Today, house prices are lower than in years and interest rates are at historic lows.  This combination of factors allows buyers to be able to afford houses that not long ago were financially out of reach.  However, interest rates will rise, sooner or later.  Experts are predicting interest rates will rise to as high as 5.5% within a year.  Mortgage buyer Freddie Mac said Thursday the rate on the 30-year loan increased to 4.47% from 4.42% last week. The average on the 15-year fixed loan rose to 3.51% from 3.43%.

You may calculate your own mortgage payments here if you like.

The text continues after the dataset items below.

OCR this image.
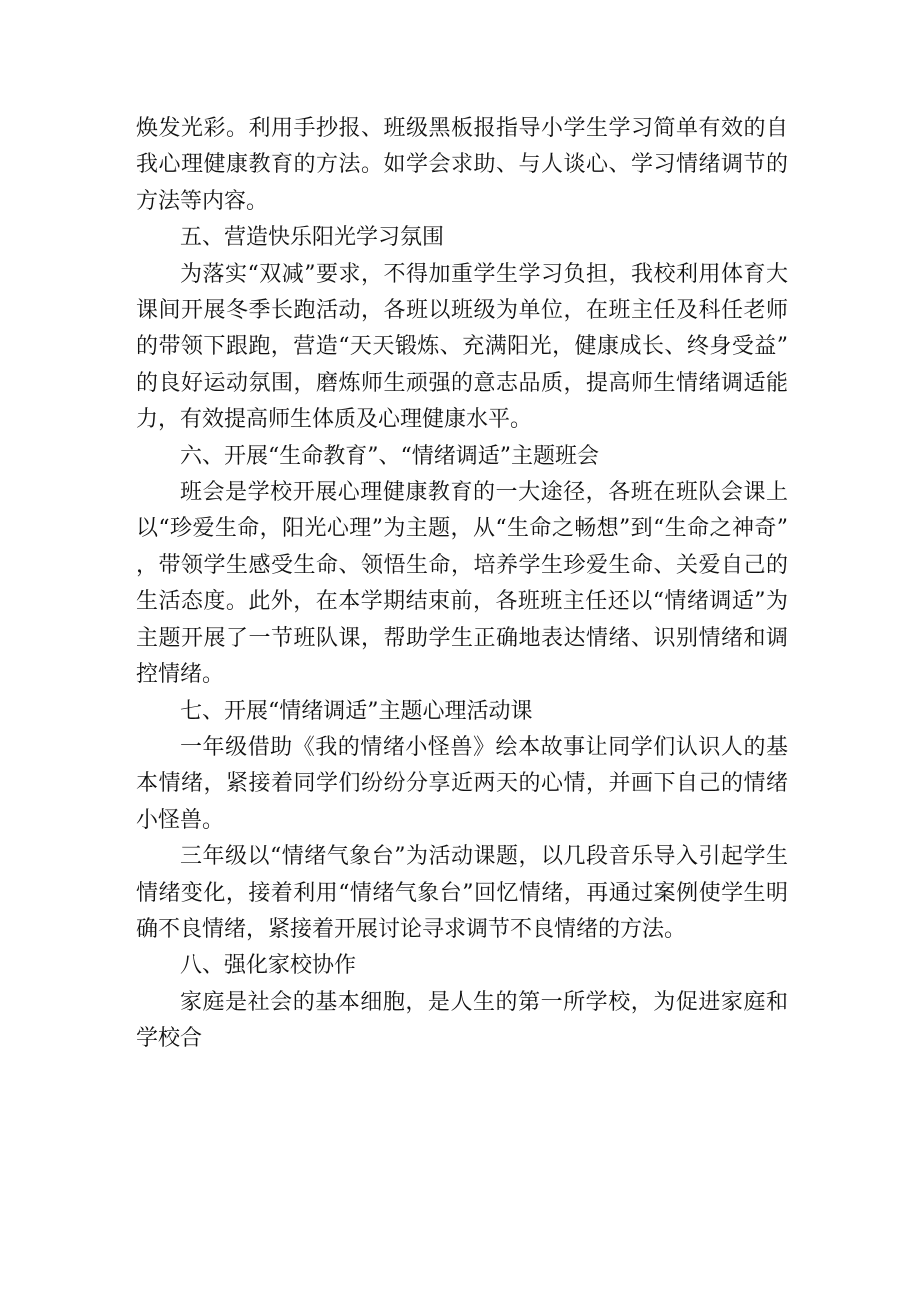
焕发光彩。利用手抄报、班级黑板报指导小学生学习简单有效的自我心理健康教育的方法。如学会求助、与人谈心、学习情绪调节的方法等内容。

五、营造快乐阳光学习氛围

为落实“双减”要求，不得加重学生学习负担，我校利用体育大课间开展冬季长跑活动，各班以班级为单位，在班主任及科任老师的带领下跟跑，营造“天天锻炼、充满阳光，健康成长、终身受益”的良好运动氛围，磨炼师生顽强的意志品质，提高师生情绪调适能力，有效提高师生体质及心理健康水平。

六、开展“生命教育”、“情绪调适”主题班会

班会是学校开展心理健康教育的一大途径，各班在班队会课上以“珍爱生命，阳光心理”为主题，从“生命之畅想”到“生命之神奇”，带领学生感受生命、领悟生命，培养学生珍爱生命、关爱自己的生活态度。此外，在本学期结束前，各班班主任还以“情绪调适”为主题开展了一节班队课，帮助学生正确地表达情绪、识别情绪和调控情绪。

七、开展“情绪调适”主题心理活动课

一年级借助《我的情绪小怪兽》绘本故事让同学们认识人的基本情绪，紧接着同学们纷纷分享近两天的心情，并画下自己的情绪小怪兽。

三年级以“情绪气象台”为活动课题，以几段音乐导入引起学生情绪变化，接着利用“情绪气象台”回忆情绪，再通过案例使学生明确不良情绪，紧接着开展讨论寻求调节不良情绪的方法。

八、强化家校协作

家庭是社会的基本细胞，是人生的第一所学校，为促进家庭和学校合
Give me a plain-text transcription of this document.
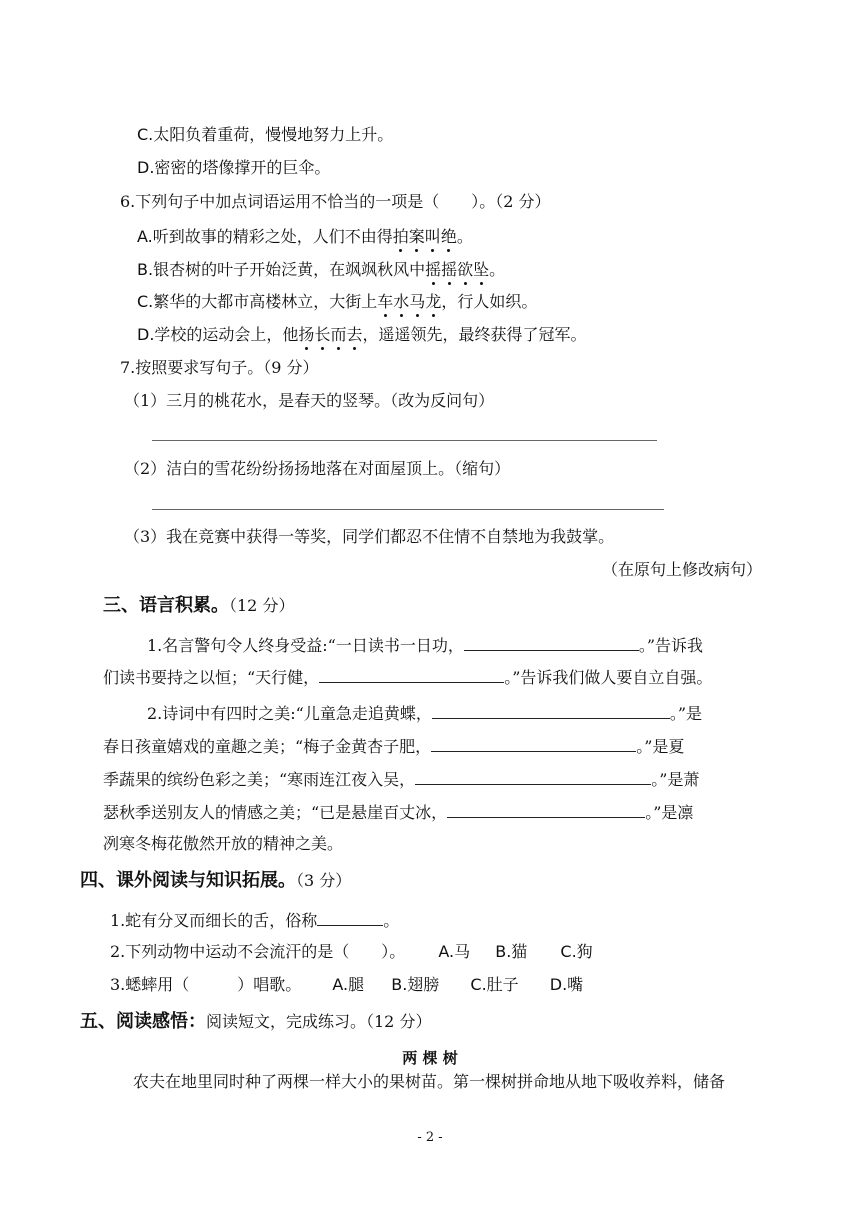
C.太阳负着重荷，慢慢地努力上升。
D.密密的塔像撑开的巨伞。
6.下列句子中加点词语运用不恰当的一项是（　　）。（2 分）
A.听到故事的精彩之处，人们不由得拍案叫绝。
B.银杏树的叶子开始泛黄，在飒飒秋风中摇摇欲坠。
C.繁华的大都市高楼林立，大街上车水马龙，行人如织。
D.学校的运动会上，他扬长而去，遥遥领先，最终获得了冠军。
7.按照要求写句子。（9 分）
（1）三月的桃花水，是春天的竖琴。（改为反问句）
（2）洁白的雪花纷纷扬扬地落在对面屋顶上。（缩句）
（3）我在竞赛中获得一等奖，同学们都忍不住情不自禁地为我鼓掌。
（在原句上修改病句）
三、语言积累。（12 分）
1.名言警句令人终身受益:“一日读书一日功，	。”告诉我
们读书要持之以恒；“天行健，	。”告诉我们做人要自立自强。
2.诗词中有四时之美:“儿童急走追黄蝶，	。”是
春日孩童嬉戏的童趣之美；“梅子金黄杏子肥，	。”是夏
季蔬果的缤纷色彩之美；“寒雨连江夜入吴，	。”是萧
瑟秋季送别友人的情感之美；“已是悬崖百丈冰，	。”是凛
冽寒冬梅花傲然开放的精神之美。
四、课外阅读与知识拓展。（3 分）
1.蛇有分叉而细长的舌，俗称	。
2.下列动物中运动不会流汗的是（　　）。 A.马 B.猫 C.狗
3.蟋蟀用（　　　）唱歌。 A.腿 B.翅膀 C.肚子 D.嘴
五、阅读感悟：阅读短文，完成练习。（12 分）
两 棵 树
农夫在地里同时种了两棵一样大小的果树苗。第一棵树拼命地从地下吸收养料，储备
- 2 -
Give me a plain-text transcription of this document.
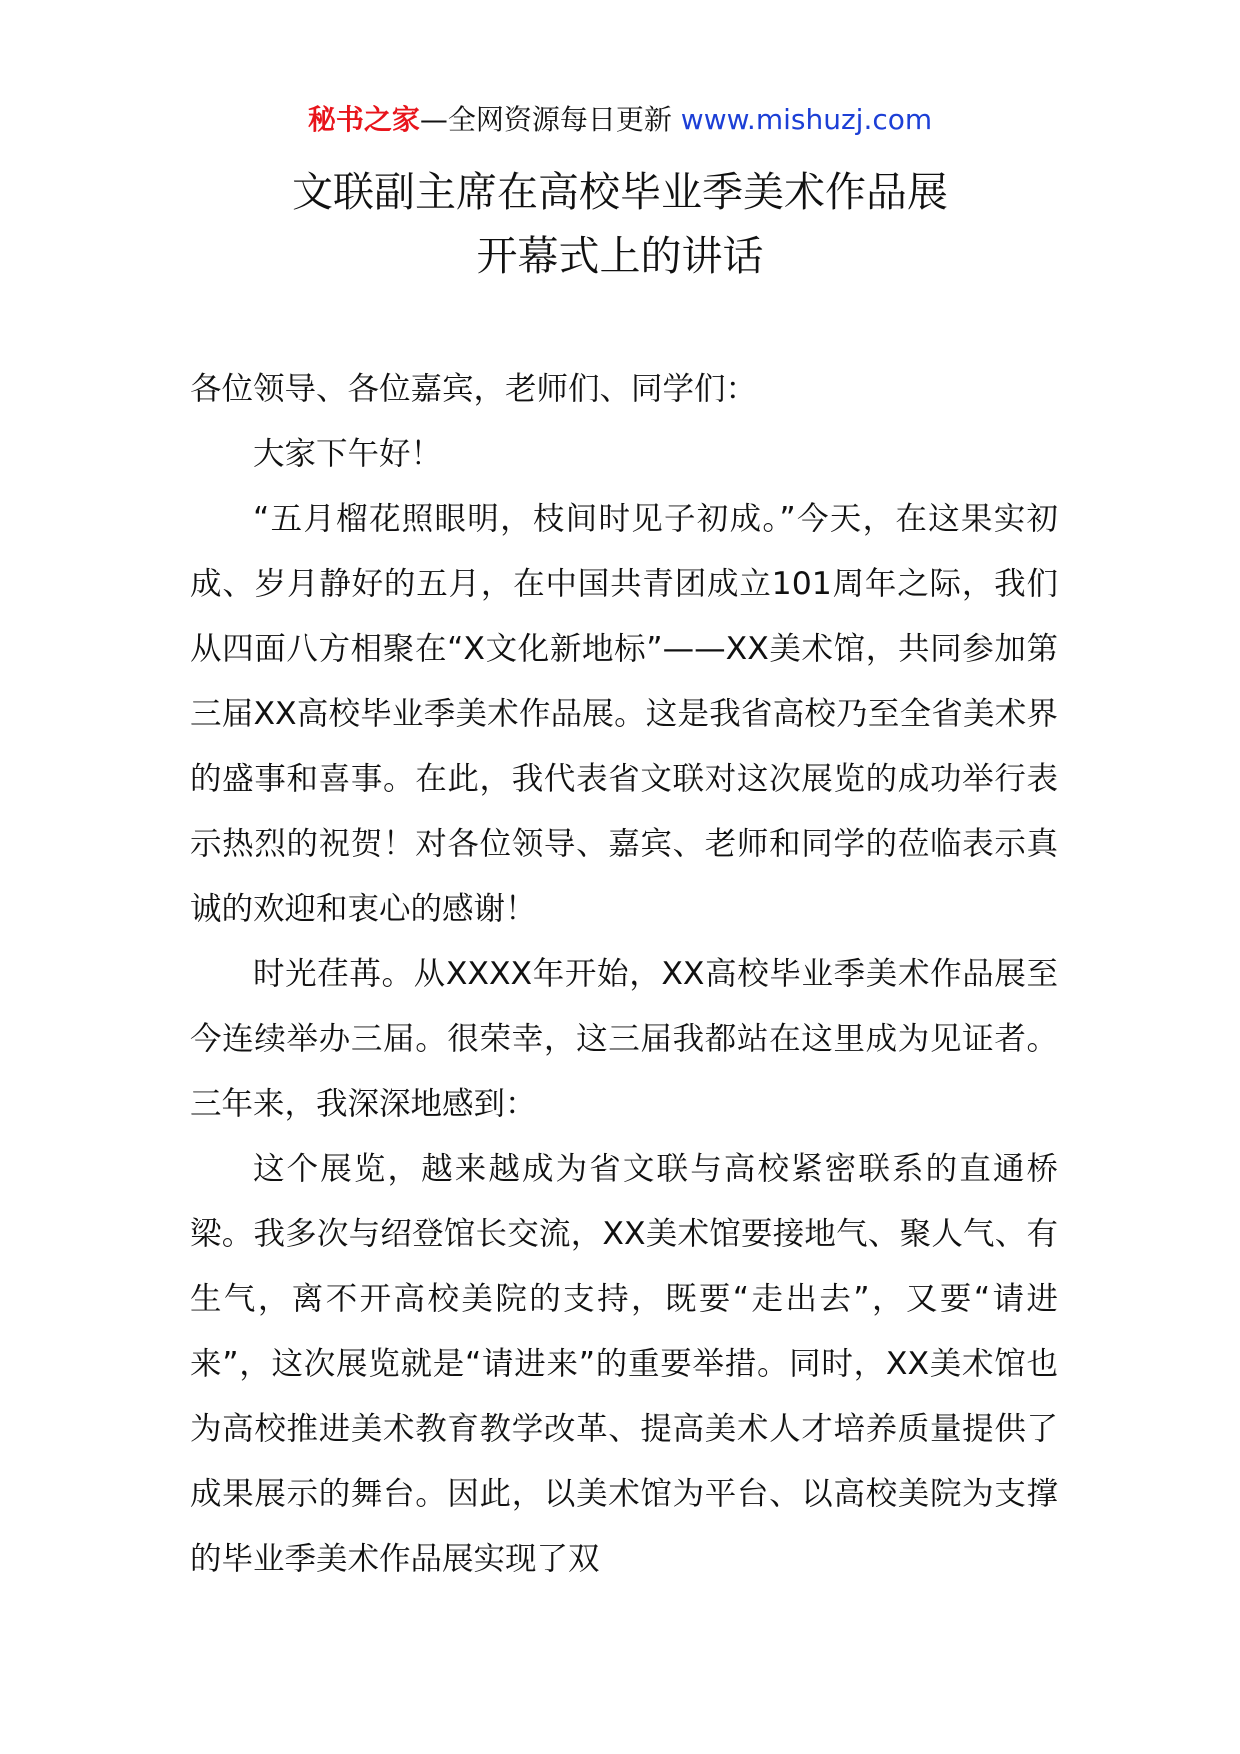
秘书之家—全网资源每日更新 www.mishuzj.com
文联副主席在高校毕业季美术作品展
开幕式上的讲话

各位领导、各位嘉宾，老师们、同学们：

大家下午好！

“五月榴花照眼明，枝间时见子初成。”今天，在这果实初成、岁月静好的五月，在中国共青团成立101周年之际，我们从四面八方相聚在“X文化新地标”——XX美术馆，共同参加第三届XX高校毕业季美术作品展。这是我省高校乃至全省美术界的盛事和喜事。在此，我代表省文联对这次展览的成功举行表示热烈的祝贺！对各位领导、嘉宾、老师和同学的莅临表示真诚的欢迎和衷心的感谢！

时光荏苒。从XXXX年开始，XX高校毕业季美术作品展至今连续举办三届。很荣幸，这三届我都站在这里成为见证者。三年来，我深深地感到：

这个展览，越来越成为省文联与高校紧密联系的直通桥梁。我多次与绍登馆长交流，XX美术馆要接地气、聚人气、有生气，离不开高校美院的支持，既要“走出去”，又要“请进来”，这次展览就是“请进来”的重要举措。同时，XX美术馆也为高校推进美术教育教学改革、提高美术人才培养质量提供了成果展示的舞台。因此，以美术馆为平台、以高校美院为支撑的毕业季美术作品展实现了双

For example, a buyer today qualifies for a home that costs $200,000.  If the interest rates go up by 0.25%, that same buyer now qualifies for a house that costs $195,000, thus putting the $200,000 house out of range.  If the interest rates go up 0.5%, the same buyer now qualifies for a house that costs $190,000, putting the $195,000 house out of range.  If the interest rates go up a full 1.0%, that same buyer now qualifies for a house that costs $180,000.  The $200,000 house is now very far out of reach for the buyer whose qualifications stayed the same, the only change was the increased interest rates for a mortgage.  

The mortgage payments would stay just about the same, however the purchasing power decreases by 10% for every 1% increase in interest rates.

Thus, as interest rates go up, and the mortgage payment remains stable, the value of the home one can purchase goes down.  If a buyer chooses to wait until a better house comes along, they may not be able to qualify for a loan for it.